The real lesson from this incident is rather simple — the officer corps of the French and German general command were racist and anti-Semitic. The Dreyfus Affair foreshadowed the events of almost half a century later in Nazi Germany. As the Holocaust was implemented in Germany, the French military in the Vichy government wholeheartedly cooperated in the finding and exporting Jews from France to meet their “Final Solution” in the Nazi death camps. Such deep-seated discrimination is dangerous in any society, but even more so when carried out the prevailing authorities, military or civilian. Let’s take a hard look at our own attitudes in these interactions.

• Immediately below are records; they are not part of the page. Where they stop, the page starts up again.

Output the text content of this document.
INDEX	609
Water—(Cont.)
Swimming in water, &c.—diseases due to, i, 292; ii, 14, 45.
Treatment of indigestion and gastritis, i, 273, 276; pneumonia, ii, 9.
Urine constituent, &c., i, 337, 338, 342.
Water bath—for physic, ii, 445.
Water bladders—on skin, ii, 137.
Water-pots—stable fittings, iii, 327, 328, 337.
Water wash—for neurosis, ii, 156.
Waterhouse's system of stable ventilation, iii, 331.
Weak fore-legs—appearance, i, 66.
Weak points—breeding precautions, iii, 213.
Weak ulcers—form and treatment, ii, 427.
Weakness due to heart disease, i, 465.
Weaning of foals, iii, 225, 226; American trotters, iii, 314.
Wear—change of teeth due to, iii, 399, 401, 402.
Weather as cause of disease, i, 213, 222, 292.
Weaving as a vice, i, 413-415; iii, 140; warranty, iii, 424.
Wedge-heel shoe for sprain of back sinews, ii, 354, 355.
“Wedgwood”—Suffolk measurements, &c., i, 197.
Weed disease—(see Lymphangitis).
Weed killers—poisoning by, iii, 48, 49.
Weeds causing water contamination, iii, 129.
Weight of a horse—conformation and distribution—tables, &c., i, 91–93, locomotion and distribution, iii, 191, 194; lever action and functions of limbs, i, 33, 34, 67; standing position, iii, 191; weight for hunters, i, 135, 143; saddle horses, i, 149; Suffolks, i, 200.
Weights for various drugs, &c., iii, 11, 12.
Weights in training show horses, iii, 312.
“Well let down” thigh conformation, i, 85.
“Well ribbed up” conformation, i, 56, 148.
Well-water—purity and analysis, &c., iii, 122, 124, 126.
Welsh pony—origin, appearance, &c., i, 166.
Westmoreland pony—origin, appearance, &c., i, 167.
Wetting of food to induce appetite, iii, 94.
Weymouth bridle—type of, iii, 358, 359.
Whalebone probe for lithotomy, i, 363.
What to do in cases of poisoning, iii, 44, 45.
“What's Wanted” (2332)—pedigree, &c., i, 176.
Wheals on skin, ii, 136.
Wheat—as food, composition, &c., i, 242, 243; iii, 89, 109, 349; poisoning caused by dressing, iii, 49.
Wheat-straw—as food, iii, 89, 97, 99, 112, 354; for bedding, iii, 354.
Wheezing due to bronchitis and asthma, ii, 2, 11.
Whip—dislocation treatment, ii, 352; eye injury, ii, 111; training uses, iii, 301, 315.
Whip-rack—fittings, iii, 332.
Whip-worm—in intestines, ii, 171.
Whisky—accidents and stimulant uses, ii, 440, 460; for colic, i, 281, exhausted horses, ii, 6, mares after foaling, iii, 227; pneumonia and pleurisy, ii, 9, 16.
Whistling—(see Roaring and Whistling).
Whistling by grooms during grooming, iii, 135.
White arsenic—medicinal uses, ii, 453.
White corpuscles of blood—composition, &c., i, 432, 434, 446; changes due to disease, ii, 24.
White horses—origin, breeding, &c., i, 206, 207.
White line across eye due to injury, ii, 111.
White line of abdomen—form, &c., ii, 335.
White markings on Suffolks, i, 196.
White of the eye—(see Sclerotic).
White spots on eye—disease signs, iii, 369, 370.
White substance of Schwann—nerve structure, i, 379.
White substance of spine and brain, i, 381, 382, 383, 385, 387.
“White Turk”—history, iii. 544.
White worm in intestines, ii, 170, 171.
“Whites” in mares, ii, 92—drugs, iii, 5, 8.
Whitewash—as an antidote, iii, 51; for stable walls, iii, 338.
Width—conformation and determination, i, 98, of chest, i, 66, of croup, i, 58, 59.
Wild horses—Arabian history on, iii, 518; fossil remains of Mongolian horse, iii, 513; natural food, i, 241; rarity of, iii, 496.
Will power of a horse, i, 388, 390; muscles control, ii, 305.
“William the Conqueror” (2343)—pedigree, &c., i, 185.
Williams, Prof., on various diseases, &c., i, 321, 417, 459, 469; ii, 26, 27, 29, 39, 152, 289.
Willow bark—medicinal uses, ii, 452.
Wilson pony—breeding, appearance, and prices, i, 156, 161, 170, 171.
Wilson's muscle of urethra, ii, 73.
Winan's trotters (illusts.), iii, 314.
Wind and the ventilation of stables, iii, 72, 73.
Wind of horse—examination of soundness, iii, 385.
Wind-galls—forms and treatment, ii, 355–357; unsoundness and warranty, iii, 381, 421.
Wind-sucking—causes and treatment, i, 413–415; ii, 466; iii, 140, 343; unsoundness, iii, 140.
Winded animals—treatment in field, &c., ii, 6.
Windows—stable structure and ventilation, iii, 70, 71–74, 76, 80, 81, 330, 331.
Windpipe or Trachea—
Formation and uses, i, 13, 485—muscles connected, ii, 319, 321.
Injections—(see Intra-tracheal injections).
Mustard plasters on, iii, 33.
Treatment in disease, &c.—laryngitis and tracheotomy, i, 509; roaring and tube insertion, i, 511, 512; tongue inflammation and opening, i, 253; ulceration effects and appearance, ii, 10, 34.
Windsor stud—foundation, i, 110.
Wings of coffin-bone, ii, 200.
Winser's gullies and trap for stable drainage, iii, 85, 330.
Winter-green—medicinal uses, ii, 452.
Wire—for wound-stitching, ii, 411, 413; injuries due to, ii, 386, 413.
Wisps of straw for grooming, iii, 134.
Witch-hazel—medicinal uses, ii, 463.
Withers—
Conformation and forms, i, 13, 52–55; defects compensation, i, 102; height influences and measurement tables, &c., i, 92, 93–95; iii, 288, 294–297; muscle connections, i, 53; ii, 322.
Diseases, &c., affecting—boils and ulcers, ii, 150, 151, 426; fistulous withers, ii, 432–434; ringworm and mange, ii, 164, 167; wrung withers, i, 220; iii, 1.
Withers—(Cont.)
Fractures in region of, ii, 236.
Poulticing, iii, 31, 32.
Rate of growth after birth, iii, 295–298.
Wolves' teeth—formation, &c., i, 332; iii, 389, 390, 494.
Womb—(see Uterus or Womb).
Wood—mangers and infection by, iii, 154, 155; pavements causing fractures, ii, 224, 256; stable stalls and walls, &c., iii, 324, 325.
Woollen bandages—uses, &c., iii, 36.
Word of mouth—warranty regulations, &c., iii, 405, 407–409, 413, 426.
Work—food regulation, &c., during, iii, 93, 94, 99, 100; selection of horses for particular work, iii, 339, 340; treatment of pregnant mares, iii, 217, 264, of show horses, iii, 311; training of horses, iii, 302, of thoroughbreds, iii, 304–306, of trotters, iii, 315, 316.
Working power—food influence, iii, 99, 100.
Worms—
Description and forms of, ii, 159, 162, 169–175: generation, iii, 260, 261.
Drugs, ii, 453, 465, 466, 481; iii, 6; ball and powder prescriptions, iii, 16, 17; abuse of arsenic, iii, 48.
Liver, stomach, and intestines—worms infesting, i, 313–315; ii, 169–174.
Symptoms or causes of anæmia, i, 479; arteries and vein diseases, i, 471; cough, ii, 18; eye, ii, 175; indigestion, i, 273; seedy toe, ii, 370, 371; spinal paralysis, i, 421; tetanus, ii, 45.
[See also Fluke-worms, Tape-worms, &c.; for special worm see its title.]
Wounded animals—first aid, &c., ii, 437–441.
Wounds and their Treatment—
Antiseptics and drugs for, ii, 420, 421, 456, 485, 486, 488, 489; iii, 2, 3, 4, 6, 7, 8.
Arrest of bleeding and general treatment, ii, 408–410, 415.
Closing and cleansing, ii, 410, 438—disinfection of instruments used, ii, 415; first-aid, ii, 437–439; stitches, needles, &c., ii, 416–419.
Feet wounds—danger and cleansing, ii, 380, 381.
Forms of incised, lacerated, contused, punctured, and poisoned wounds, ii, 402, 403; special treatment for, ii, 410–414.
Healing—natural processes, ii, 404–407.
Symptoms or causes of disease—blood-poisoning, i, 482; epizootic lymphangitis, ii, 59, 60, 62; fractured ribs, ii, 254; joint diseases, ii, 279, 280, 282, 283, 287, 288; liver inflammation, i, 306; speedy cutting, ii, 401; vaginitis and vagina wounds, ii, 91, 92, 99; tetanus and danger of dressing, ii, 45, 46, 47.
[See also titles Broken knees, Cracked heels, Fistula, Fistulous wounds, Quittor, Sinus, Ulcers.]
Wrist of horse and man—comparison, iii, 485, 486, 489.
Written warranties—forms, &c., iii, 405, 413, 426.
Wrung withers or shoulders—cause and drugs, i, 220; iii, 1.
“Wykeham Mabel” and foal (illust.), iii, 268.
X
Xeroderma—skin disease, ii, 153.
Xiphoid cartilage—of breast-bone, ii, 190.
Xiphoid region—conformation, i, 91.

Anyway, it is now time to proceed with our examination of the notable events of this day… GLB

These Introductory Comments are copyrighted:
Copyright©2012 — Gerald Boerner — All Rights Reserved

[ 1311 Words ]


Quotations Related to (Valley) Forge:

[ ]


“I will, from this day strive to forge togetherness out of our differences.”
— Josefa Iloilo

“The achievements we forge in this place and in our nation will not be those of one person or one party.”
— Paul Martin

“The transfer is a monumental occasion as the Iraqi people take control of their government and their future and forge ahead with creating a society governed by the tenets of life, liberty and freedom.”
— Jim Gerlach

“The good Lord made us all out of iron. Then he turns up the heat to forge some of us into steel.”
— Marie Osmond

“From the bitter cold winter at Valley Forge, to the mountains of Afghanistan and the deserts of Iraq, our soldiers have courageously answered when called, gone where ordered, and defended our nation with honor.”